Non possiamo ritenere però esaurito l’argomento senza accennare che è invalso l’uso di unificare all’avviso di convocazione, anche l’invito a partecipare direttamente alla seconda convocazione.
Ciò senza dubbio semplifica il lavoro, di per sé già oneroso, dell’amministratore, ma purtroppo – a rigidi termini di interpretazione di legge – esclude ogni possibilità di valida convocazione, e di conseguenza di ogni eventuale successiva deliberazione. Infatti, la legge consente l’applicazione di requisiti meno severi per la costituzione della assemblea – quando non si sia potuta costituirla in prima convocazione – in una seconda: ma questo non vuol dire ignorarne l’esistenza, e l’importanza.

Infatti, accade che nel tentativo di voler “evidenziare” a tutti i costi la seconda convocazione, minimizzando le ritualità della prima, sia pure per necessità o per praticità, si riporta la norma – che si intendeva sottacere o finanche tentare di escludere – alla sua originaria interezza: ossia in definitiva si finisce col dover considerare automaticamente a tutti gli effetti l’assemblea in “prima convocazione”, annullando contemporaneamente di fatto tutti i vantaggi della costituibilità in seconda; con l’applicazione quindi dei “quorum” richiesti per la prima.
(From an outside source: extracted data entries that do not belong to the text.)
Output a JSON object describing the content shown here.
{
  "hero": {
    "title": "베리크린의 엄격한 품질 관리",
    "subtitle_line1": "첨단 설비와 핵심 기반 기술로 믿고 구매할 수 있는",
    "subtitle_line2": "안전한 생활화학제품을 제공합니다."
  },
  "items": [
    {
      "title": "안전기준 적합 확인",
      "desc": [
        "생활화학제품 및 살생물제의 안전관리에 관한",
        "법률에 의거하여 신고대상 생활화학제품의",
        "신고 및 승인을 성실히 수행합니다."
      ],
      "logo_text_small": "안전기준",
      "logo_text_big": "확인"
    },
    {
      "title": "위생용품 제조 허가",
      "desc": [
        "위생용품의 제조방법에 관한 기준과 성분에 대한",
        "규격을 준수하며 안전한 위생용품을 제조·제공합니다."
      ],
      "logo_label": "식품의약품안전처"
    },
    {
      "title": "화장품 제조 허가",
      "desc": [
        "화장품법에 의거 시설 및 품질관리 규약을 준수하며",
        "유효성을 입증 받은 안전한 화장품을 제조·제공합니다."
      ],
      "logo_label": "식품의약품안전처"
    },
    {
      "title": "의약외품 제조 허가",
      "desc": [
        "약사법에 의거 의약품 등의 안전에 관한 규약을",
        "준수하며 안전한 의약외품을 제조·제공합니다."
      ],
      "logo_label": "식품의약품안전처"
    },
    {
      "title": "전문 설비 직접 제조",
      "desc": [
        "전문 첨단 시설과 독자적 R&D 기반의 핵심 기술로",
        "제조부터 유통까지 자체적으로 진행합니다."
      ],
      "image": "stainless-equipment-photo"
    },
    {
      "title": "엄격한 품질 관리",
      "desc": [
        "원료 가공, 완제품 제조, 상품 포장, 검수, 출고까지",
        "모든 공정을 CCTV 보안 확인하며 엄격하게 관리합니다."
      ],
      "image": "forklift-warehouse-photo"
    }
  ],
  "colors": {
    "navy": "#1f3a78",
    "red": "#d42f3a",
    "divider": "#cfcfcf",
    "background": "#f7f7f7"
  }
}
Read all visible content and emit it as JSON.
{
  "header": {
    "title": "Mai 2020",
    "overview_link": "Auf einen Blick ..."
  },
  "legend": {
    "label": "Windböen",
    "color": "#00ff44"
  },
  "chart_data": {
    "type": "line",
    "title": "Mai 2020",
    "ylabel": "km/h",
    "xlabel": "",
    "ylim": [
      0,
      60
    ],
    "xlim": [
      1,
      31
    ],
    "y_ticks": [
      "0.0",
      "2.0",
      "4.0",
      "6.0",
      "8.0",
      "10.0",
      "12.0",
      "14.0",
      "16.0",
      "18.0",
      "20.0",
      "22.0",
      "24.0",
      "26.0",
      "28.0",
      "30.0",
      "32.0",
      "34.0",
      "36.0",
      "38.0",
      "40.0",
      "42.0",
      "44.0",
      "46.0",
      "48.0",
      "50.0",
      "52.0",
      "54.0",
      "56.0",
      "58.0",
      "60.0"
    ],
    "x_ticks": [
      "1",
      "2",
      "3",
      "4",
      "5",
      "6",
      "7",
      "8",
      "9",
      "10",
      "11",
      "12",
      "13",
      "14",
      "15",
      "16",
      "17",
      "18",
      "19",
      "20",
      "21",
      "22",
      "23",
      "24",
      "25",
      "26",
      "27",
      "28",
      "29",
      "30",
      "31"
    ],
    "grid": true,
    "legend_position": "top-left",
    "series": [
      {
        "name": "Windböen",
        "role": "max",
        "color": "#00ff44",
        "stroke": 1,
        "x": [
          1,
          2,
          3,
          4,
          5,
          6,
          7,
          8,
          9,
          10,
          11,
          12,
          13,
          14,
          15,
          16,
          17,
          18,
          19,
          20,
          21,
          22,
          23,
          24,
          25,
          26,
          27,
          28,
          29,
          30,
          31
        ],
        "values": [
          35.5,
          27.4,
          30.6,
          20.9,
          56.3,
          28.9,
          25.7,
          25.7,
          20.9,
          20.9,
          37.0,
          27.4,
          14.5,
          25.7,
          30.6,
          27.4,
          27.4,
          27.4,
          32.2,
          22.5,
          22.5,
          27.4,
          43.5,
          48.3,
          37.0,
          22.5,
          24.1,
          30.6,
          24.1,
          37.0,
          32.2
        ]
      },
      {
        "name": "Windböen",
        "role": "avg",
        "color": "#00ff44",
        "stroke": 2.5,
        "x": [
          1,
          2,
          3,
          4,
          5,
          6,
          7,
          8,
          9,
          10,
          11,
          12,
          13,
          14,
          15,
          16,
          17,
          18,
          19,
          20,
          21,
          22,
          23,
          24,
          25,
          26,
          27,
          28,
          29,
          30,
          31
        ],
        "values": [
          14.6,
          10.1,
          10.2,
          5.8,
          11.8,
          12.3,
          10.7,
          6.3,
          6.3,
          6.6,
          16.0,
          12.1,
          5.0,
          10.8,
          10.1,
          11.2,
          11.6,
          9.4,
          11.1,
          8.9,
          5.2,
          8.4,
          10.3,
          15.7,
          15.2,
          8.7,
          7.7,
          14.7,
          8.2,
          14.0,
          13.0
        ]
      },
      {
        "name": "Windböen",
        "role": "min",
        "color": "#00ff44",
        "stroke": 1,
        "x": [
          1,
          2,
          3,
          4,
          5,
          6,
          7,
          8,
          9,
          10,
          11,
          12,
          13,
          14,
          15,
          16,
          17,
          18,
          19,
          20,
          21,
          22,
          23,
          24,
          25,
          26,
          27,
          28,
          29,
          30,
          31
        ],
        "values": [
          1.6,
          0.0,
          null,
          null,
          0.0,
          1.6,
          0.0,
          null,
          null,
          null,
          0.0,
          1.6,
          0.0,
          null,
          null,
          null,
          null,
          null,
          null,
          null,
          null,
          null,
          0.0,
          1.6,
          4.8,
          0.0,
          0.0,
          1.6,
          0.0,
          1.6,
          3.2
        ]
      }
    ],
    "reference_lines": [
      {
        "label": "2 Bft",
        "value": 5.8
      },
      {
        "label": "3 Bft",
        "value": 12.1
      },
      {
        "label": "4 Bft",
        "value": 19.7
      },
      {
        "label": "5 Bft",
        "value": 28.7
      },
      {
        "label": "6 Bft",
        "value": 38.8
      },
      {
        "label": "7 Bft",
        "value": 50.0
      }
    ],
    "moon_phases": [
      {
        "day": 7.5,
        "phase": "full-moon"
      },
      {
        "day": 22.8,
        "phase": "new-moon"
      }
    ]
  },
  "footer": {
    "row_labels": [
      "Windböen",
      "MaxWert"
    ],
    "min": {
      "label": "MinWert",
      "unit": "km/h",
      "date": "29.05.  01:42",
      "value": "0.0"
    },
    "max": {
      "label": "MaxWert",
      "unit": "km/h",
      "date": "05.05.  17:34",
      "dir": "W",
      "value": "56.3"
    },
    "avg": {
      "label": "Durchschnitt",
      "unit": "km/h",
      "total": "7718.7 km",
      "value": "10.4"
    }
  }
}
Questa abitudine può comportare dei problemi a carico dell’amministratore. Facciamo un esempio. L’amministratore si reca nel luogo e nell’ora stabiliti per la prima convocazione e redige una nota a verbale, constatando l’assenza dei due quorum necessari (almeno 1/3 dei condomini presenti fisicamente o per delega ed almeno 1/3 delle quote millesimali) per la validità della convocazione.
Qualora sul luogo di prima convocazione l’amministratore non sia presente, ma redige ugualmente una “nota a verbale” (come quella precedentemente descritta) compirebbe chiaramente un falso, assumendosene tutte le successive eventuali conseguenze.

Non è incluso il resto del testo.